In the spring, Walker inserted DNA from his wife, son, daughter, and a fellow NYPD officer into tattoos. His tattoo artist mixed the Everence powder into the red ink. Later, Walker added some tattoo chains to connect the tattoos.
"It's something tangible, something I can physically touch," he said.
Here are the tattoos Walker has with Everence powder:
Walker said the drawings are good luck talismans like the ones the Knights Templar used to carry. Each represents something different: health, protection, or brotherhood.
A tattoo of a blade and chalice, Walker said, "is symbolic of perfect love and perfect trust." That's where he put DNA from his wife.
"No matter where I go in this world, if life takes me somewhere else, I'm going to have them with me," he said.
How Everence powder works
The week-long process for creating Everence dust was developed by chemist Edith Mathiowitz at Brown University and tested by Bruce Klitzman, who researches medical device implants at Duke University.
The fine, silvery powder is made from a polymer called PMMA (poly-methyl methacrylate), which you might know better in its acrylic glass form, Plexiglas. Each grain of the powder acts as a tiny plastic container that holds one strand of extracted DNA, ash, or hair. The coating is sterile and won't erode over time, so it sits under a person's skin forever.
Mathiowitz and Klitzman assert that the powder is clean and safe for implantation.
"It's a medical-grade material that is being used all over the world for many therapeutic applications," Mathiowitz said in a video on Everence's site.
Everence co-founder Patrick Duffy said more than 250 people have Everence tattoos.
The process Duffy uses to package DNA into tiny capsules also allows clients to add non-human materials into their if they want.
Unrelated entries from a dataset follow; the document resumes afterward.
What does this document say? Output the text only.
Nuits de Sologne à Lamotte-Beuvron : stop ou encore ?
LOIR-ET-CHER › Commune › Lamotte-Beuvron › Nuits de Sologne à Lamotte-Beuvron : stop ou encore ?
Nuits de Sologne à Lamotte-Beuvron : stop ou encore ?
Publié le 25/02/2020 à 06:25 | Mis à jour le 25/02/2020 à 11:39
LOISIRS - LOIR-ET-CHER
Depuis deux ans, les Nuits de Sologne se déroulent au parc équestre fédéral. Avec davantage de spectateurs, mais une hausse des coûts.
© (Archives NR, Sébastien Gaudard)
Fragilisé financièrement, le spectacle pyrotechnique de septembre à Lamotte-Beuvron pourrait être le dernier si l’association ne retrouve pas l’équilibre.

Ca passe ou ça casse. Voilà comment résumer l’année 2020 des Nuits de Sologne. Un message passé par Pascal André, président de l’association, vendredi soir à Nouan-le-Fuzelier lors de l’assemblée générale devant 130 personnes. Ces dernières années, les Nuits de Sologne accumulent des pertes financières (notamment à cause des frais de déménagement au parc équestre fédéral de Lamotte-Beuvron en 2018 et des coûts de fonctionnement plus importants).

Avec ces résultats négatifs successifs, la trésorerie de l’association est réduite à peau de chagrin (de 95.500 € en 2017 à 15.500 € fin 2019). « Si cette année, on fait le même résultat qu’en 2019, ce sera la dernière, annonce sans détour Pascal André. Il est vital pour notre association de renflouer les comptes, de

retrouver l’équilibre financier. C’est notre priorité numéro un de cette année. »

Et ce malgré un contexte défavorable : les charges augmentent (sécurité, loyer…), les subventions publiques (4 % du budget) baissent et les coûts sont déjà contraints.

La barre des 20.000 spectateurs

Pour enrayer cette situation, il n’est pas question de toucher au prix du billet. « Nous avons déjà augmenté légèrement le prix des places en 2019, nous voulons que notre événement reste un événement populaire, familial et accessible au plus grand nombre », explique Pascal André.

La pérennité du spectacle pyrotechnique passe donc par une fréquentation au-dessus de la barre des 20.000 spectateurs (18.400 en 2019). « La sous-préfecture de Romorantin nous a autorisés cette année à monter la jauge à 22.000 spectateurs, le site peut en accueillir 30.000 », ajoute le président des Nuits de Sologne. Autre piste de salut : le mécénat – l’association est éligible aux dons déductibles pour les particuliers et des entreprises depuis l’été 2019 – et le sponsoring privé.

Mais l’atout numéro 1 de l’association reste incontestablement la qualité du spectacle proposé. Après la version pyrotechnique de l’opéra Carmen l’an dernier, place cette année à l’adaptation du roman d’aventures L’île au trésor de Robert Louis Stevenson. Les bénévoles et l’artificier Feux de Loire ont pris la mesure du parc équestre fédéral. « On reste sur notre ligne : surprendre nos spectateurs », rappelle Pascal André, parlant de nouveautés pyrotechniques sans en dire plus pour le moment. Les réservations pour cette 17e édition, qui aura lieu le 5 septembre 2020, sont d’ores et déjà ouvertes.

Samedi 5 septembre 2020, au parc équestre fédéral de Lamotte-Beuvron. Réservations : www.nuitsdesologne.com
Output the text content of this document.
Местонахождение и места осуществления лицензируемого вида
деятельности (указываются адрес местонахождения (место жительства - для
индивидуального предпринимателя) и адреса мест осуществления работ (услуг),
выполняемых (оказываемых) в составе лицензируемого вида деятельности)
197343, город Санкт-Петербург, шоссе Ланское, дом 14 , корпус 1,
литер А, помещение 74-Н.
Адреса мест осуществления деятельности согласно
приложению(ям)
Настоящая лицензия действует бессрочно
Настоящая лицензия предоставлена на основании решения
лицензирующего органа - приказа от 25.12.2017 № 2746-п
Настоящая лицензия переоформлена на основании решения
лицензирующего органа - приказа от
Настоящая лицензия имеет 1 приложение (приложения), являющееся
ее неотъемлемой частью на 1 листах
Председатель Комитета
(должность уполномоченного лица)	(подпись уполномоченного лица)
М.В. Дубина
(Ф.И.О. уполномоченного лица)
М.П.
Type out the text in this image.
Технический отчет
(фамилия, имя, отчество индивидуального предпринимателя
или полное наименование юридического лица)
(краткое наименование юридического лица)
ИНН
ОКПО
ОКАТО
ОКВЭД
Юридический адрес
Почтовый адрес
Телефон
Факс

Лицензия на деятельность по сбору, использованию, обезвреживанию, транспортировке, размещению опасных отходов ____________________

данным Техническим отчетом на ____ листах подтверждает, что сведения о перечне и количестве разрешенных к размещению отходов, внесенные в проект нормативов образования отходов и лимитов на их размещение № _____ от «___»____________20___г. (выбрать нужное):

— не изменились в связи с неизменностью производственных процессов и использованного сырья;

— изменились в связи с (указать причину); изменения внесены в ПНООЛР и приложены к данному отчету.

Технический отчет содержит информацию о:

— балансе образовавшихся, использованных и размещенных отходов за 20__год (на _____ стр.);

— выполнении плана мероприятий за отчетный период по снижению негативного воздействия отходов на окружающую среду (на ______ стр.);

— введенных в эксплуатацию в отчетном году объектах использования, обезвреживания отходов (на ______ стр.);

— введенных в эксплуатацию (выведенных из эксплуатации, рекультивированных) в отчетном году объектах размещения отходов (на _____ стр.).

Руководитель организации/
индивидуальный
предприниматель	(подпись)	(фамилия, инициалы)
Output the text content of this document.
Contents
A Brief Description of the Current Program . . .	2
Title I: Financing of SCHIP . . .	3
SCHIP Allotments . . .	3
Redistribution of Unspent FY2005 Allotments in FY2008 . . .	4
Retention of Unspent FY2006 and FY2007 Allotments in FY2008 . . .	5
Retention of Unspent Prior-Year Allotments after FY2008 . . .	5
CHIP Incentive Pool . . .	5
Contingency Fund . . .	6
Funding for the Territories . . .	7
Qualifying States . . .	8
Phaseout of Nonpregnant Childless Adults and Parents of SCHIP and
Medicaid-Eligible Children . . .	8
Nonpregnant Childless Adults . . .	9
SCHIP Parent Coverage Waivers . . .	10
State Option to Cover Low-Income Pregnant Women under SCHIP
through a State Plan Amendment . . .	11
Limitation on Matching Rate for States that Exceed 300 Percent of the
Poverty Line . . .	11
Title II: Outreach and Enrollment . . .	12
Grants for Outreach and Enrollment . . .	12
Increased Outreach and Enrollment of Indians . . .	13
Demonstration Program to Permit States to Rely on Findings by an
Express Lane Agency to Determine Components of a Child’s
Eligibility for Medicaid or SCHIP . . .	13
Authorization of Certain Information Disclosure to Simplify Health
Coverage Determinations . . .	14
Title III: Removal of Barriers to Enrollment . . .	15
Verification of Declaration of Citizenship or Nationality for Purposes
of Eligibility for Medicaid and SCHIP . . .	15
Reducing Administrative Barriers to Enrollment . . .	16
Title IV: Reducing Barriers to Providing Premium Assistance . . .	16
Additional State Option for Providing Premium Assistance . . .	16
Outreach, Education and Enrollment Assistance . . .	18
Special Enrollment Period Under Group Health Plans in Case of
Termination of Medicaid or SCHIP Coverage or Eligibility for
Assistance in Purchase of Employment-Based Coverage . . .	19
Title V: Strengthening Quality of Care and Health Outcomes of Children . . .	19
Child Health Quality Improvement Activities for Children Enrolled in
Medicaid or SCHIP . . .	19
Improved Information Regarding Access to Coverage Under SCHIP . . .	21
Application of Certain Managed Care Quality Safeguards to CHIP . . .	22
Those materials get milled into an ultra-fine powder, then encapsulated in the same plastic polymer coating.
Everence has created tiny particles of blades of stadium grass, Harley Davidson motorcycle shards, and bits of volcanic rocks to put into Everence powder.
"Ultimately, you could really put anything that you imagine into your tattoos," Duffy said.
For people who aren't fans of tattoos, the powder can even be mixed into a clear, ink-free solution, then invisibly injected into the skin. It's the same process, sans ink, but the powder still sits in you forever.